语气是惯常的冷,可他的指尖却在碰到风无忧皮肤时,轻轻颤了一下。
风无忧看着他散落的祭盘,忽然笑了:“大祭司这是……祭神的时候走神了?”
江行舟的背僵了一瞬,转身往石阶下走:“寨里的人在等你用早食。”
他走得极快,银冠上的流苏晃得厉害,风无忧却看见他后颈的莲纹银饰——那银饰的绳子,是当年他用自己的发带编的,磨了十六年,已经泛了白。
早食是苗寨特有的酸汤鱼,江行舟坐在风无忧对面,却只捏着个空碗,没动筷子。风无忧给他盛了碗汤,忽然问:“当年你说‘祭司不能离寨’,那祖训里,有没有说‘不能留外客’?”
江行舟的指尖猛地攥紧碗沿:“没有。”
“那我能住多久?”
江行舟抬眼,黑眼睛里漫开雾一样的光:“想住多久,就住多久。”
这话像块暖石,落在风无忧的心上。可他低头喝汤时,却瞥见江行舟放在桌下的手——掌心里,是半块磨得发亮的纱布,正是当年他给江行舟包扎伤口时用的那块。

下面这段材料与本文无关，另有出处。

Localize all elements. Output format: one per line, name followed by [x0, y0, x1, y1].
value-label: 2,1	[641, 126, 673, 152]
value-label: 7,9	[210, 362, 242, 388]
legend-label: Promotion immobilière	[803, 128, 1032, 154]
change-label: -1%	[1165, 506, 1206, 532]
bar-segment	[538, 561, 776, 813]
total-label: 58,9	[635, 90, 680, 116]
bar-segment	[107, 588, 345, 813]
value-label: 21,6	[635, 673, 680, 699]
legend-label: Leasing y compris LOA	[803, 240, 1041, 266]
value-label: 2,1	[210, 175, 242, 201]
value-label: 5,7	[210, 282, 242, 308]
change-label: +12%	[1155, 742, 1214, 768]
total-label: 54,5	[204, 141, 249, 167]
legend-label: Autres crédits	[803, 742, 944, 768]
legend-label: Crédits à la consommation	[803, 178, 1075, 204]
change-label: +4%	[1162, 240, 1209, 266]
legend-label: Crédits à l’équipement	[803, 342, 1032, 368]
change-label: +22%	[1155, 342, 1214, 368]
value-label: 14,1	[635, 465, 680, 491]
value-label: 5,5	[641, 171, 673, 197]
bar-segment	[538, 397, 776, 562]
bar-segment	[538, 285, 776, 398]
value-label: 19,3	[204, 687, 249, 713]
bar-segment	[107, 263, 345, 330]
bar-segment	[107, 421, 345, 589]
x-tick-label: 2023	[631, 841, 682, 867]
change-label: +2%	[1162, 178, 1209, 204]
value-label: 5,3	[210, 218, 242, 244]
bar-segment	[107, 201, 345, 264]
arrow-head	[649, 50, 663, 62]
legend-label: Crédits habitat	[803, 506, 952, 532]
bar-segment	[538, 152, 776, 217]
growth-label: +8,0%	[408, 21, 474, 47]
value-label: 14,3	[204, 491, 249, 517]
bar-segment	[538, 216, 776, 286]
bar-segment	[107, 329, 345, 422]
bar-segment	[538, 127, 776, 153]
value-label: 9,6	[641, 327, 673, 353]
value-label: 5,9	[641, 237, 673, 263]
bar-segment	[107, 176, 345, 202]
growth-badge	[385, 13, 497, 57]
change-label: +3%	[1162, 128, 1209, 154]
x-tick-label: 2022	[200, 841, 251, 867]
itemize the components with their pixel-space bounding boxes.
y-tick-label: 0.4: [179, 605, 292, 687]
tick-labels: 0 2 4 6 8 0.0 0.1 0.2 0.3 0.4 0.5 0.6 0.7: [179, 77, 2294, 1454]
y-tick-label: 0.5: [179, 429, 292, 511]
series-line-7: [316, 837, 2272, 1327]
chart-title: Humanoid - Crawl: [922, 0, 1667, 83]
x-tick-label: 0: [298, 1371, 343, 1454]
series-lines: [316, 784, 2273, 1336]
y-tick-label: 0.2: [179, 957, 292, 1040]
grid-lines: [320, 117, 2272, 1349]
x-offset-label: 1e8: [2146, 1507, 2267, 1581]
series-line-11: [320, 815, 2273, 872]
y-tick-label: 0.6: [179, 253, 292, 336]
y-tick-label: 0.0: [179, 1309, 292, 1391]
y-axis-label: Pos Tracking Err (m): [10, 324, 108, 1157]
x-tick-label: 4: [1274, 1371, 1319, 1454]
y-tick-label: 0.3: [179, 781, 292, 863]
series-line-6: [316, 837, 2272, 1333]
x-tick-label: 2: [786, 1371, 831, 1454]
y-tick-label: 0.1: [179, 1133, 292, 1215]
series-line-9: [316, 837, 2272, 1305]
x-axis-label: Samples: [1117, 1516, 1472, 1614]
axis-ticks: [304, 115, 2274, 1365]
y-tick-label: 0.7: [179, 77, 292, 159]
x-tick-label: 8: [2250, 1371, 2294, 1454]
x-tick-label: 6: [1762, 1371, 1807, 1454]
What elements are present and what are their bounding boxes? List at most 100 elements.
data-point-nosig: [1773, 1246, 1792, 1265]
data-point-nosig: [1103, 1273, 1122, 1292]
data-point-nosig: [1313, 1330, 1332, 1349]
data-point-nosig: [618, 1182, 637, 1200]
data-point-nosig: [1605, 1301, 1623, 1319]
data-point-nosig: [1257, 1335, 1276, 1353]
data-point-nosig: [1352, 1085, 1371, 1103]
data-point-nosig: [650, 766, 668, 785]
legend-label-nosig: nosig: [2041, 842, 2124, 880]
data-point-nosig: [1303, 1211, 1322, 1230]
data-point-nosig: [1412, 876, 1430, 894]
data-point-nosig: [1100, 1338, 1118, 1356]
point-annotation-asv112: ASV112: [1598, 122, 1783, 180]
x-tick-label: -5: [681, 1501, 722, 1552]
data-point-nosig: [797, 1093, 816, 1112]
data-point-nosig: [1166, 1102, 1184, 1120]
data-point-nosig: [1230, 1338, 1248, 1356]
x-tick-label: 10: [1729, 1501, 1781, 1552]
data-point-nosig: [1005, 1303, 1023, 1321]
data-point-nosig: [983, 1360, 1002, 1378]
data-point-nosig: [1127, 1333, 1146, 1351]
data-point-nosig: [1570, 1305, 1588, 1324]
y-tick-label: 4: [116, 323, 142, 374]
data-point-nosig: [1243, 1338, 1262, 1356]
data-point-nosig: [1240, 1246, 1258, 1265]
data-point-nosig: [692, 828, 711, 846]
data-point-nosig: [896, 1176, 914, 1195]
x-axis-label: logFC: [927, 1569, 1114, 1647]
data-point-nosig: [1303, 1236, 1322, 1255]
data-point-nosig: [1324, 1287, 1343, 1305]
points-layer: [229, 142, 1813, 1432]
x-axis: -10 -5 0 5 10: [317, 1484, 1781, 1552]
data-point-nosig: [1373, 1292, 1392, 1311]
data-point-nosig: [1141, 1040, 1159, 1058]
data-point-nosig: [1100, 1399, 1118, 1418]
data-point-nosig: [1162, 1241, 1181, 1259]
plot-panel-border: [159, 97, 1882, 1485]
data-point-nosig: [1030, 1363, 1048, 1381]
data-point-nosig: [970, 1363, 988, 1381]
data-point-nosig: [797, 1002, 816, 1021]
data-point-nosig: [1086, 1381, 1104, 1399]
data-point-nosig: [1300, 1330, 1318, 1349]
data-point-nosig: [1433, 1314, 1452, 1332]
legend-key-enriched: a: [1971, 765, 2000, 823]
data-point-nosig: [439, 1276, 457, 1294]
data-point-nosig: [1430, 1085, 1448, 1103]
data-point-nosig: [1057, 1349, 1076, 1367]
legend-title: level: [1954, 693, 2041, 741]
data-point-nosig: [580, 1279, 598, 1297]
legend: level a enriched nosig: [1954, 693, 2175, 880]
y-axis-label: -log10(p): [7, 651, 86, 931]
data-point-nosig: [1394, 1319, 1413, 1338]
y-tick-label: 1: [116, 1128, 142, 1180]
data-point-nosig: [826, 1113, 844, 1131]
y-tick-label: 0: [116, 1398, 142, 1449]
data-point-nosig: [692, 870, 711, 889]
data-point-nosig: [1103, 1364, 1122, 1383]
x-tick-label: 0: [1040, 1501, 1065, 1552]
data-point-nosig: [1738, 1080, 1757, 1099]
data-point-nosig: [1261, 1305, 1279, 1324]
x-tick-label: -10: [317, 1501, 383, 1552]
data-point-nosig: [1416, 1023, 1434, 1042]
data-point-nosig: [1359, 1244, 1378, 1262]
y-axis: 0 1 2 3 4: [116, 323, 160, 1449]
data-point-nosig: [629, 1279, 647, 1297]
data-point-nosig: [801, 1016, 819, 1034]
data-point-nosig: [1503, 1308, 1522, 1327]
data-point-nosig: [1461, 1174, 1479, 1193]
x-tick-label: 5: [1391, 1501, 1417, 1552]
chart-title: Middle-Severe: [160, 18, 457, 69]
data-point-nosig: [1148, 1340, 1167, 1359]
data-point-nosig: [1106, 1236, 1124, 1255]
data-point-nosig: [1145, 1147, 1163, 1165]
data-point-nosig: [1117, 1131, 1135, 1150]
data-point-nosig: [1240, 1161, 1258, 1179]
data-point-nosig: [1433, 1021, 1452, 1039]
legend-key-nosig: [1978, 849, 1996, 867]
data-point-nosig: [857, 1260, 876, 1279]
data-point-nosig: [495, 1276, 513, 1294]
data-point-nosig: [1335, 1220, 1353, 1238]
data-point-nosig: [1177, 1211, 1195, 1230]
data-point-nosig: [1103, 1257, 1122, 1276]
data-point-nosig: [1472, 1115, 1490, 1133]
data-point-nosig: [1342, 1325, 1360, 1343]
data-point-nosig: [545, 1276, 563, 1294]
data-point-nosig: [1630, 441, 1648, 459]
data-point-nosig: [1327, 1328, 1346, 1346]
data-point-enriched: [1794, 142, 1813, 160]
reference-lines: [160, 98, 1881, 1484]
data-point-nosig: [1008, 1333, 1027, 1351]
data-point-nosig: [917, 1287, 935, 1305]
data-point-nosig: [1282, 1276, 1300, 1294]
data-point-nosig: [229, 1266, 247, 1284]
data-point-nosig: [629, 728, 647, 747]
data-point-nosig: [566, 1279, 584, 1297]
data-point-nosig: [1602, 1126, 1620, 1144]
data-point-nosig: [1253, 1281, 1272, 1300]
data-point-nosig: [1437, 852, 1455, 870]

那天下午,风无忧在寨里给老人看腿疾,江行舟就站在竹楼的阴影里,看着他蹲在地上换药的身影,指尖反复摩挲着掌心里的纱布。
寨里的老巫医路过时,叹了口气:“大祭司守了十六年的规矩,还是没守住啊。”
江行舟没说话,只看着风无忧被夕阳染成暖金色的发顶,忽然笑了——那笑极淡,却像山雾散了的光,落在他冷硬的脸上,竟有了点温柔的模样。
他守了十六年的祖训,守了十六年的祭坛,守了十六年的糖与纱布,不过是等一个人,从浩海的风里,走到南诏的山中来。
而现在,那个人来了。
那点藏在祭坛后的执念,终于像藤曼一样,缠上了他的骨血。